Two separate mRNA vaccines have been developed by two different groups. Pfizer has collaborated with German biotech company BioNTech to create an mRNA vaccine called BNT162b2. US biotech company Moderna also employed the same technology to find their candidate vaccine mRNA-1273. Taking a step away from the classical vaccination method, patients are injected directly with an mRNA molecule that signals to our cells to present the coronavirus antigens on the cell surface, still triggering the immune response but to our own cells as opposed to viral particles.
Both technologies have been previously studied, in fact the adenovirus vector method is how the seasonal flu vaccine functions. Both types of vaccine require two doses, Pfizer’s three weeks apart while Moderna and Oxford are spread four weeks apart. Storage of the vaccine varies greatly between the three individual vaccines. The Oxford vaccine is easy to store as it can be kept at temperatures between 2°C and 8°C. However, due to the unstable nature of mRNA, the Pfizer and Moderna vaccines are more complicated to store. The single-stranded mRNA genetic information is more likely to break apart above freezing temperatures, creating challenges storing the vaccine. Moderna has an edge over Pfizer here, with the vaccine’s ability to tolerate temperatures of -20°C compared to Pfizer at an astonishing -70°C.

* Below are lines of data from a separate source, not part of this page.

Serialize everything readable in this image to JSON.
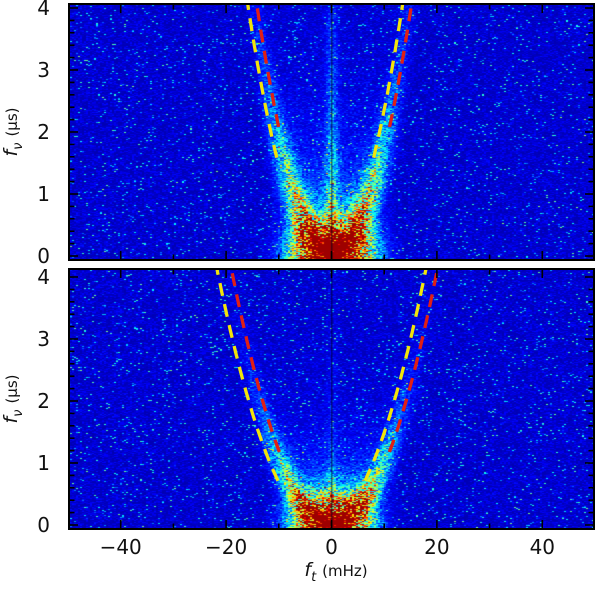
{
  "chart_data": {
    "type": "heatmap",
    "description": "Two vertically stacked pulsar-scintillation secondary spectra. Power (jet colormap on dark-blue noise background) is concentrated in a bright red core at the origin with yellow/green arms rising along parabolic scintillation arcs; dashed yellow and red parabolic arc fits are overplotted on each panel. A thin dark vertical line marks f_t = 0.",
    "colormap": "jet",
    "background_color": "#06069a",
    "x_axis": {
      "label": "f_t (mHz)",
      "label_base": "f",
      "label_sub": "t",
      "label_unit": "(mHz)",
      "range": [
        -50,
        50
      ],
      "major_tick_values": [
        -40,
        -20,
        0,
        20,
        40
      ],
      "major_tick_labels": [
        "−40",
        "−20",
        "0",
        "20",
        "40"
      ],
      "minor_tick_step_mHz": 10
    },
    "y_axis": {
      "label": "f_ν (μs)",
      "label_base": "f",
      "label_sub": "ν",
      "label_unit": "(μs)",
      "range": [
        0,
        4.1
      ],
      "major_tick_values": [
        0,
        1,
        2,
        3,
        4
      ],
      "major_tick_labels": [
        "0",
        "1",
        "2",
        "3",
        "4"
      ],
      "minor_tick_step_us": 0.2
    },
    "panels": [
      {
        "id": "upper",
        "seed": 20240,
        "arcs": [
          {
            "name": "yellow-arc",
            "color": "#f2e40a",
            "curvature_us_per_mHz2": 0.0188,
            "vertex_offset_mHz": -1.2,
            "min_fnu": 1.45
          },
          {
            "name": "red-arc",
            "color": "#e01f15",
            "curvature_us_per_mHz2": 0.0188,
            "vertex_offset_mHz": 0.5,
            "min_fnu": 1.95
          }
        ],
        "emission": {
          "blob": {
            "amp": 1.05,
            "height": 0.5,
            "halfwidth": 8.2
          },
          "arms": {
            "amp": 0.95,
            "curvature": 0.0188,
            "sigma0": 2.6,
            "tau": 1.5
          },
          "fill": {
            "amp": 0.5,
            "tau": 0.85
          },
          "stripe": {
            "amp": 0.4,
            "halfwidth": 1.2,
            "tau": 2.6
          }
        }
      },
      {
        "id": "lower",
        "seed": 77031,
        "arcs": [
          {
            "name": "yellow-arc",
            "color": "#f2e40a",
            "curvature_us_per_mHz2": 0.0105,
            "vertex_offset_mHz": -1.9,
            "min_fnu": 0.7
          },
          {
            "name": "red-arc",
            "color": "#e01f15",
            "curvature_us_per_mHz2": 0.0108,
            "vertex_offset_mHz": 0.55,
            "min_fnu": 1.05
          }
        ],
        "emission": {
          "blob": {
            "amp": 1.05,
            "height": 0.45,
            "halfwidth": 7.8
          },
          "arms": {
            "amp": 0.95,
            "curvature": 0.0106,
            "sigma0": 2.4,
            "tau": 0.95
          },
          "fill": {
            "amp": 0.45,
            "tau": 0.6
          },
          "stripe": {
            "amp": 0.16,
            "halfwidth": 1.1,
            "tau": 1.6
          }
        }
      }
    ]
  }
}
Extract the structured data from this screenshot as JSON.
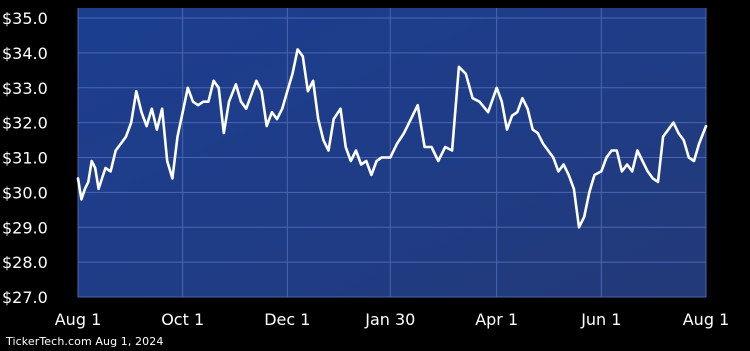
{
  "chart_data": {
    "type": "line",
    "title": "",
    "xlabel": "",
    "ylabel": "",
    "y_tick_labels": [
      "$27.0",
      "$28.0",
      "$29.0",
      "$30.0",
      "$31.0",
      "$32.0",
      "$33.0",
      "$34.0",
      "$35.0"
    ],
    "y_ticks": [
      27,
      28,
      29,
      30,
      31,
      32,
      33,
      34,
      35
    ],
    "ylim": [
      27.0,
      35.0
    ],
    "x_tick_labels": [
      "Aug 1",
      "Oct 1",
      "Dec 1",
      "Jan 30",
      "Apr 1",
      "Jun 1",
      "Aug 1"
    ],
    "x_ticks": [
      "2023-08-01",
      "2023-10-01",
      "2023-12-01",
      "2024-01-30",
      "2024-04-01",
      "2024-06-01",
      "2024-08-01"
    ],
    "xlim": [
      "2023-08-01",
      "2024-08-01"
    ],
    "grid": true,
    "colors": {
      "background": "#1e3c86",
      "grid": "#4a66b0",
      "line": "#ffffff",
      "text": "#ffffff"
    },
    "series": [
      {
        "name": "",
        "x": [
          "2023-08-01",
          "2023-08-03",
          "2023-08-05",
          "2023-08-07",
          "2023-08-09",
          "2023-08-11",
          "2023-08-13",
          "2023-08-15",
          "2023-08-17",
          "2023-08-20",
          "2023-08-23",
          "2023-08-26",
          "2023-08-29",
          "2023-09-01",
          "2023-09-04",
          "2023-09-07",
          "2023-09-10",
          "2023-09-13",
          "2023-09-16",
          "2023-09-19",
          "2023-09-22",
          "2023-09-25",
          "2023-09-28",
          "2023-10-01",
          "2023-10-04",
          "2023-10-07",
          "2023-10-10",
          "2023-10-13",
          "2023-10-16",
          "2023-10-19",
          "2023-10-22",
          "2023-10-25",
          "2023-10-28",
          "2023-11-01",
          "2023-11-04",
          "2023-11-07",
          "2023-11-10",
          "2023-11-13",
          "2023-11-16",
          "2023-11-19",
          "2023-11-22",
          "2023-11-25",
          "2023-11-28",
          "2023-12-01",
          "2023-12-04",
          "2023-12-07",
          "2023-12-10",
          "2023-12-13",
          "2023-12-16",
          "2023-12-19",
          "2023-12-22",
          "2023-12-25",
          "2023-12-28",
          "2024-01-01",
          "2024-01-04",
          "2024-01-07",
          "2024-01-10",
          "2024-01-13",
          "2024-01-16",
          "2024-01-19",
          "2024-01-22",
          "2024-01-25",
          "2024-01-30",
          "2024-02-03",
          "2024-02-07",
          "2024-02-11",
          "2024-02-15",
          "2024-02-19",
          "2024-02-23",
          "2024-02-27",
          "2024-03-02",
          "2024-03-06",
          "2024-03-10",
          "2024-03-14",
          "2024-03-18",
          "2024-03-22",
          "2024-03-27",
          "2024-04-01",
          "2024-04-04",
          "2024-04-07",
          "2024-04-10",
          "2024-04-13",
          "2024-04-16",
          "2024-04-19",
          "2024-04-22",
          "2024-04-25",
          "2024-04-28",
          "2024-05-01",
          "2024-05-04",
          "2024-05-07",
          "2024-05-10",
          "2024-05-13",
          "2024-05-16",
          "2024-05-19",
          "2024-05-22",
          "2024-05-25",
          "2024-05-28",
          "2024-06-01",
          "2024-06-04",
          "2024-06-07",
          "2024-06-10",
          "2024-06-13",
          "2024-06-16",
          "2024-06-19",
          "2024-06-22",
          "2024-06-25",
          "2024-06-28",
          "2024-07-01",
          "2024-07-04",
          "2024-07-07",
          "2024-07-10",
          "2024-07-13",
          "2024-07-16",
          "2024-07-19",
          "2024-07-22",
          "2024-07-25",
          "2024-07-28",
          "2024-08-01"
        ],
        "values": [
          30.4,
          29.8,
          30.1,
          30.3,
          30.9,
          30.7,
          30.1,
          30.4,
          30.7,
          30.6,
          31.2,
          31.4,
          31.6,
          32.0,
          32.9,
          32.3,
          31.9,
          32.4,
          31.8,
          32.4,
          30.9,
          30.4,
          31.6,
          32.3,
          33.0,
          32.6,
          32.5,
          32.6,
          32.6,
          33.2,
          33.0,
          31.7,
          32.6,
          33.1,
          32.6,
          32.4,
          32.8,
          33.2,
          32.9,
          31.9,
          32.3,
          32.1,
          32.4,
          32.9,
          33.4,
          34.1,
          33.9,
          32.9,
          33.2,
          32.1,
          31.5,
          31.2,
          32.1,
          32.4,
          31.3,
          30.9,
          31.2,
          30.8,
          30.9,
          30.5,
          30.9,
          31.0,
          31.0,
          31.4,
          31.7,
          32.1,
          32.5,
          31.3,
          31.3,
          30.9,
          31.3,
          31.2,
          33.6,
          33.4,
          32.7,
          32.6,
          32.3,
          33.0,
          32.6,
          31.8,
          32.2,
          32.3,
          32.7,
          32.4,
          31.8,
          31.7,
          31.4,
          31.2,
          31.0,
          30.6,
          30.8,
          30.5,
          30.1,
          29.0,
          29.3,
          30.0,
          30.5,
          30.6,
          31.0,
          31.2,
          31.2,
          30.6,
          30.8,
          30.6,
          31.2,
          30.9,
          30.6,
          30.4,
          30.3,
          31.6,
          31.8,
          32.0,
          31.7,
          31.5,
          31.0,
          30.9,
          31.4,
          31.9
        ]
      }
    ]
  },
  "footer": {
    "source": "TickerTech.com  Aug 1, 2024"
  }
}
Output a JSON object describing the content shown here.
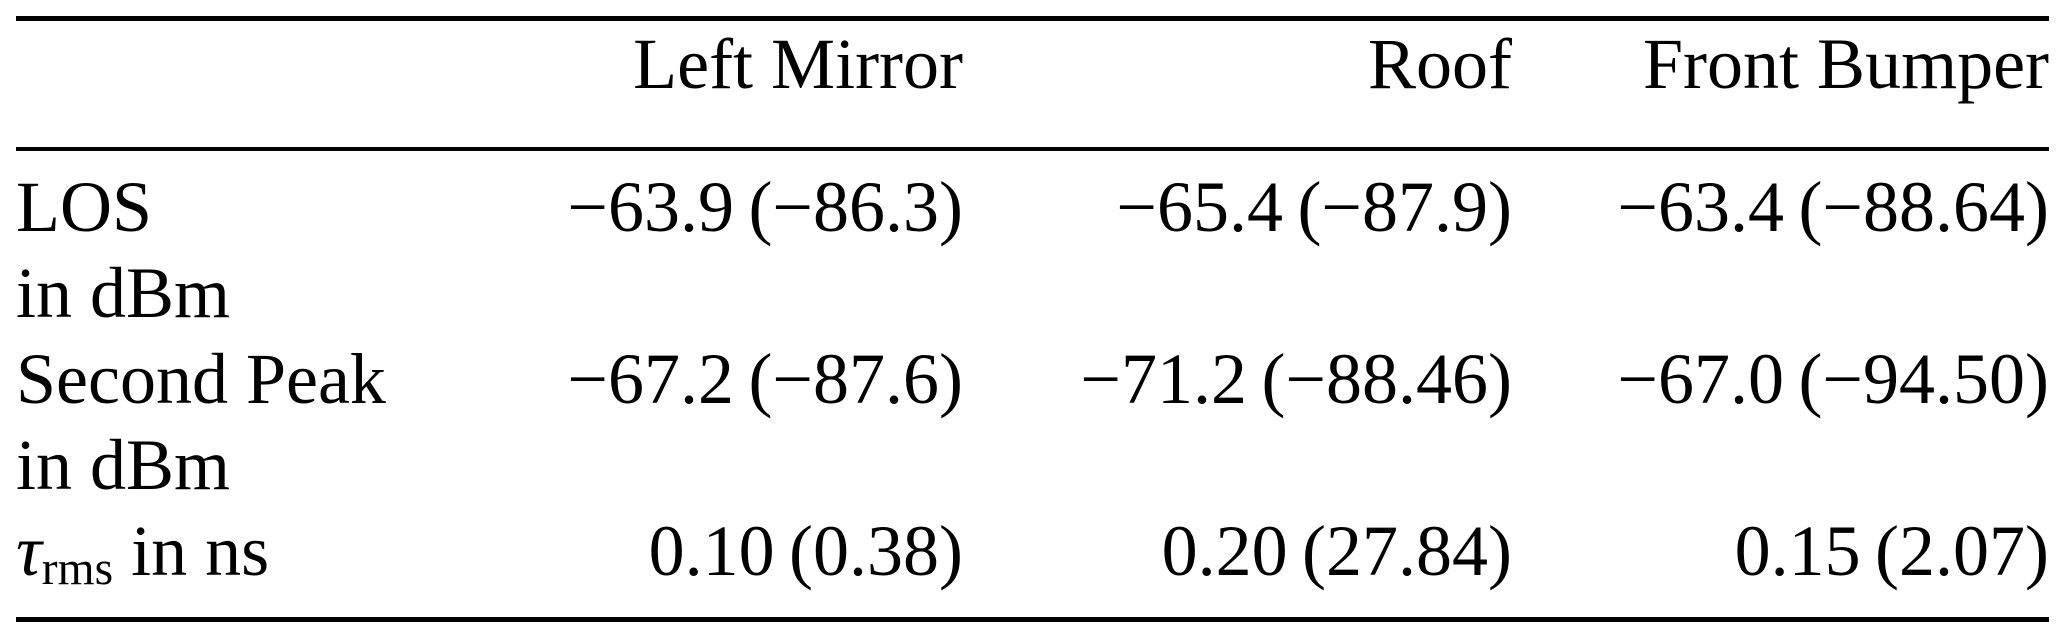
{
  "table": {
    "header": {
      "col0": "",
      "col1": "Left Mirror",
      "col2": "Roof",
      "col3": "Front Bumper"
    },
    "rows": [
      {
        "label_line1": "LOS",
        "label_line2": "in dBm",
        "left_mirror": "−63.9 (−86.3)",
        "roof": "−65.4 (−87.9)",
        "front_bumper": "−63.4 (−88.64)"
      },
      {
        "label_line1": "Second Peak",
        "label_line2": "in dBm",
        "left_mirror": "−67.2 (−87.6)",
        "roof": "−71.2 (−88.46)",
        "front_bumper": "−67.0 (−94.50)"
      },
      {
        "label_symbol": "τ",
        "label_subscript": "rms",
        "label_suffix": " in ns",
        "left_mirror": "0.10 (0.38)",
        "roof": "0.20 (27.84)",
        "front_bumper": "0.15 (2.07)"
      }
    ]
  }
}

The Pfizer/BioNTech vaccine has been approved for use in the UK and the government secured around 40 million doses of the vaccine. Due to the need of two doses, this is enough for 20 million people to be vaccinated. The NHS began giving the 95% effective Pfizer vaccine on Tuesday 8th December, with top priority given to those most at risk from coronavirus. This includes people who live in care homes as well as care home workers, the over-80s, and health and social care workers. The UK has ordered 5 million doses and reserved 100 million doses of the Moderna and Oxford vaccines respectively, ready for their awaited approval.